Болеслав бросился в комнату и принес пану Анджею его шляпу.

— Еще одно только условие, милый мой и уважаемый хозяин. В Адамполе будут беспокоиться, если я не вернусь дотемна, пошлите же, если не трудно, кого-нибудь с уведомлением, что я здесь, и с просьбой от меня прислать сегодня вечером моих лошадей.

— О нет, с последним я не согласен, — возразил Болеслав, — мальчишку с уведомлением пошлю, а лошадей не нужно, отправлю вас на своих, и не сегодня, а завтра. Хотите не хотите — придется вам переночевать — вы мой гость, а по старому польскому обычаю гость не волен распоряжаться своим временем, уезжает не тогда, когда хочет, а когда его отпустит хозяин да не иначе, как с обещанием, что вскоре снова навестит своего тюремщика.

— Что ж, — ответил пан Анджей, — будь по вашему. Мне с вами хорошо, так зачем и торопиться, завтра я все равно никуда не собираюсь.

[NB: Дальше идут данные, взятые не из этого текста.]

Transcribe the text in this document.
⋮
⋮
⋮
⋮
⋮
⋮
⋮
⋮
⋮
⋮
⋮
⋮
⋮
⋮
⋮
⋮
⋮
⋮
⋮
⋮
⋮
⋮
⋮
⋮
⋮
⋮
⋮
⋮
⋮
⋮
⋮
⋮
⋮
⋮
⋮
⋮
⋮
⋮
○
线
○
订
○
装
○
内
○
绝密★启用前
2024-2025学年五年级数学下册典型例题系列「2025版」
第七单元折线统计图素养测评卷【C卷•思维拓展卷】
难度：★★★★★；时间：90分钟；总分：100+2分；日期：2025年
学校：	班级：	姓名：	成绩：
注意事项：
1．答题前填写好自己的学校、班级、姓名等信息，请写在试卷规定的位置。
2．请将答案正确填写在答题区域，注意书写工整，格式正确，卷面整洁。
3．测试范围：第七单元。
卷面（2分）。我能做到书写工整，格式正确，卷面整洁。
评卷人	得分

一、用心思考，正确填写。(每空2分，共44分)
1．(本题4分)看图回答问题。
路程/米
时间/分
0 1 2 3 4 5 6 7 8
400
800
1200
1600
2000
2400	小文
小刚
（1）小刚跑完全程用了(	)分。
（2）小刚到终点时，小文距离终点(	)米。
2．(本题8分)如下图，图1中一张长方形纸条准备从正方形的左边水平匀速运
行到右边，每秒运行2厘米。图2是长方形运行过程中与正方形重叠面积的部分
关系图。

Они обменялись дружеским рукопожатием и обнялись.

Кто сказал бы, глядя на их объятие, что один из них — богатый человек и известный в стране ученый, а другой — простой шляхтич, хлебороб. Братство духа связало их тесными узами подобно тому, как душистый вьюнок, оплетая стволы и вершины деревьев, соединяет великолепную драгоценную лиственницу с простым, но крепким и благородным дубом.

III. Винцуня

Двор в Неменке был небольшой, так же вырезан кругом, как в Тополине, и обнесен ровным частоколом. Сзади его широкой дугой окаймляли густые заросли рощи, спереди открывался вид на луга, пестрящие желтыми цветочками. Весь двор порос шелковистой травкой, и по этому зеленому покрову пролегали крест-накрест узкие тропинки, соединявшие дом со службами. Крыльцо на двух столбах было увито диким виноградом, среди прошлогодних засохших веток уже зеленели молодые побеги. А около одной из боковых стен дома, напротив ворот, стояла раскидистая широкоствольная липа, которую кругом обегала довольно высокая каменная скамья. Над гумном высилось гнездо аиста, чуть подальше темнел колодезный сруб с поднятым журавлем.